The question at hand is asking for four-digit even numbers with no repeating digits within a certain bounds, such as $1000 \le N < 6000$.
$$N = (n_1)(n_2)(n_3)(n_4)$$
$$n_1 = \{1,2,3,4,5\}$$
$$n_2 = \{0,1,...,9\}$$
$$n_3 = \{0,1,...,9\}$$
$$n_4 = \{0,2,4,6,8\}$$
Suppose $n_4=0$, then the sum is $5 \cdot 8 \cdot 7 \cdot 5$.
Suppose $n_4=2$, then $4 \cdot 8 \cdot 7 \cdot 5$
so the "value" of $n_1$ varies with $n_4=\{2,4\}$...
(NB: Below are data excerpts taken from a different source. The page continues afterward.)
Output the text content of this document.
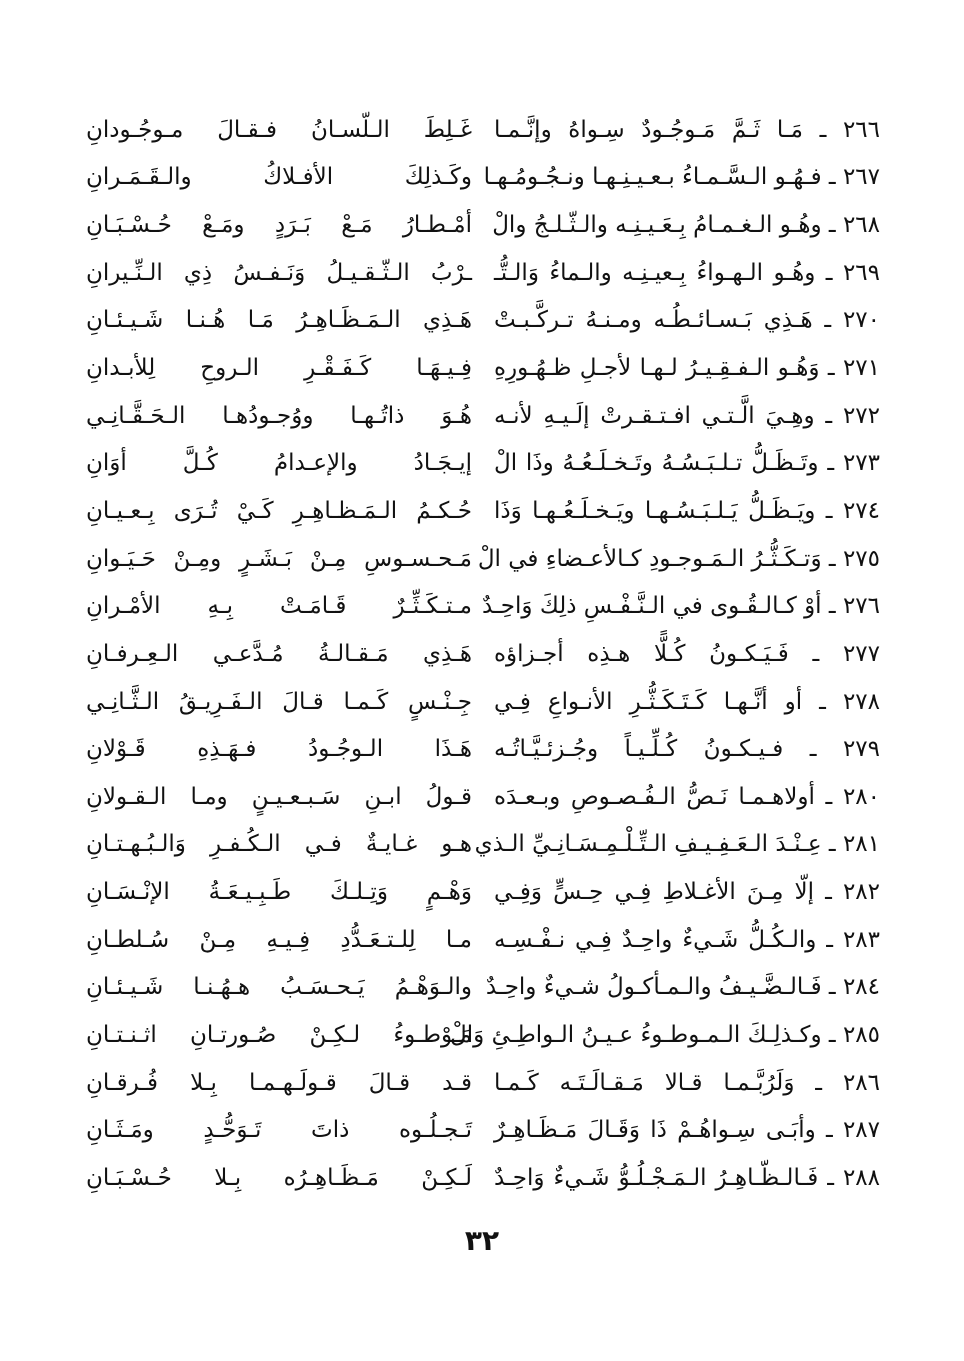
٢٦٦ ـ مَـا ثَـمَّ مَـوجُـودٌ سِـواهُ وإنَّـمـا
غَـلِطَ الـلّسـانُ فـقـالَ مـوجُـودانِ
٢٦٧ ـ فـهُـو الـسَّـمـاءُ بـعـيـنِـهـا ونـجُـومُـهـا
وكَـذلِكَ الأفـلاكُ والـقَـمَـرانِ
٢٦٨ ـ وهُـو الـغـمـامُ بِـعَـيـنِـه والـثّـلـجُ والْ
أمْـطـارُ مَـعْ بَـرَدٍ ومَـعْ حُـسْـبَـانِ
٢٦٩ ـ وهُـو الـهـواءُ بِـعيـنِـه والـماءُ وَالـتُّـ
ـرْبُ الـثّـقـيـلُ وَنَـفـسُ ذِي الـنِّـيرانِ
٢٧٠ ـ هَـذِي بَـسـائـطُـه ومـنـهُ تـركَّـبـتْ
هَـذِي الـمَـظَـاهِـرُ مَـا هُـنـا شَـيـئـانِ
٢٧١ ـ وَهُـو الـفـقِـيـرُ لـهـا لأجـلِ ظـهُـورِهِ
فِـيـهَـا كَـفَـقْـرِ الـروحِ لِلأبـدانِ
٢٧٢ ـ وهِـيَ الَّـتـي افـتـقـرتْ إلَـيـهِ لأنـه
هُـوَ ذاتُـهـا ووُجـودُهـا الـحَـقَّـانِـي
٢٧٣ ـ وتَـظَـلُّ تـلـبَـسُـهُ وتَـخـلَـعُـهُ وذَا الْ
إيـجَـادُ والإعـدامُ كُـلَّ أوَانِ
٢٧٤ ـ ويَـظَـلُّ يَـلـبَـسُـهـا ويَـخـلَـعُـهـا وَذَا
حُـكـمُ الـمَـظـاهِـرِ كَـيْ تُـرَى بِـعـيـانِ
٢٧٥ ـ وَتـكَـثُّـرُ الـمَـوجـودِ كـالأعـضاءِ في الْ
مَـحـسـوسِ مِـنْ بَـشَـرٍ ومِـنْ حَـيَـوانِ
٢٧٦ ـ أوْ كـالـقُـوى في الـنَّـفْـسِ ذلِكَ وَاحِـدٌ
مـتـكَـثِّـرٌ قَـامَـتْ بِـهِ الأمْـرانِ
٢٧٧ ـ فَـيَـكـونُ كُـلًّا هـذِه أجـزاؤه
هَـذِي مَـقـالـةُ مُـدَّعـي الـعِـرفـانِ
٢٧٨ ـ أو أنَّـهـا كَـتَـكَـثُّـرِ الأنـواعِ فِـي
جِـنْـسٍ كَـمـا قـالَ الـفَـرِيـقُ الـثَّـانِـي
٢٧٩ ـ فـيـكـونُ كُـلِّـيـاً وجُـزئـيَّـاتُـه
هَـذَا الـوجُـودُ فـهَـذِهِ قَـوْلانِ
٢٨٠ ـ أولاهـمـا نَـصُّ الـفُـصـوصِ وبـعـدَه
قـولُ ابـنِ سَـبـعـيـنٍ ومـا الـقـولانِ
٢٨١ ـ عِـنْـدَ الـعَـفِـيـفِ الـتِّـلْـمِـسَـانِـيِّ الـذي
هـو غـايـةٌ فـي الـكُـفـرِ وَالـبُـهـتـانِ
٢٨٢ ـ إلّا مِـنَ الأغـلاطِ فِـي حِـسٍّ وَفِـي
وَهْـمٍ وَتِـلـكَ طَـبِـيـعَـةُ الإنْـسَـانِ
٢٨٣ ـ والـكُـلُّ شَـيءٌ واحِـدٌ فِـي نـفْـسِـه
مـا لِلـتـعَـدُّدِ فِـيـهِ مِـنْ سُـلطـانِ
٢٨٤ ـ فَـالـضَّـيـفُ والـمـأكـولُ شـيءٌ واحِـدٌ
والـوَهْـمُ يَـحـسَـبُ هـهُـنـا شَـيـئـانِ
٢٨٥ ـ وكـذلِـكَ الـمـوطـوءُ عـيـنُ الـواطِـئِ وَالْ
مَـوْطـوءُ لـكِـنْ صُـورتـانِ اثـنـتـانِ
٢٨٦ ـ وَلَرُبَّـمـا قـالا مَـقـالَـتَـه كَـمـا
قـد قـالَ قـولَـهـمـا بِـلا فُـرقـانِ
٢٨٧ ـ وأبَـى سِـواهُـمْ ذَا وَقَـالَ مَـظَـاهِـرٌ
تَـجـلُـوه ذاتَ تَـوَحُّـدٍ ومَـثَـانِ
٢٨٨ ـ فَـالـظّـاهِـرُ الـمَـجْـلُـوُّ شَـيءٌ وَاحِـدٌ
لَـكِـنْ مَـظَـاهِـرُه بِـلا حُـسْـبَـانِ
٣٢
How do I take this variation into account when producing the final answer?
Thank you for your help and time.
There $5$ options for $n_4$. Two of the choices are $2,4$ and three of them are $0,6,8$.
$n_1$ may be $1,2,3,4$ or $5$. If choices $2$ or $4$ for $n_4$ there are $4$ remaining options for $n_1$. So there are $2*4$ options for $n_1, n_4$ if $n_4 = 2,4$. Otherwise there are $5$ options for $n_1$ if $n_4= 0,6,8$. So there are $3*5$ options for $n_1, n_4$ if $n_4 =0,6,8$.
So there are $2*4 + 3*5$ options for $n_1$ and $n_4$.
$n_2$ may be any of the $10$ digits other than $n_1, n_4$ so there are 8 options. And $n_3$ may be any other than $n_1,n_4,n_2$ so there are 7 options.
So there are $(2*4 + 3*5)*8*7$ such numbers.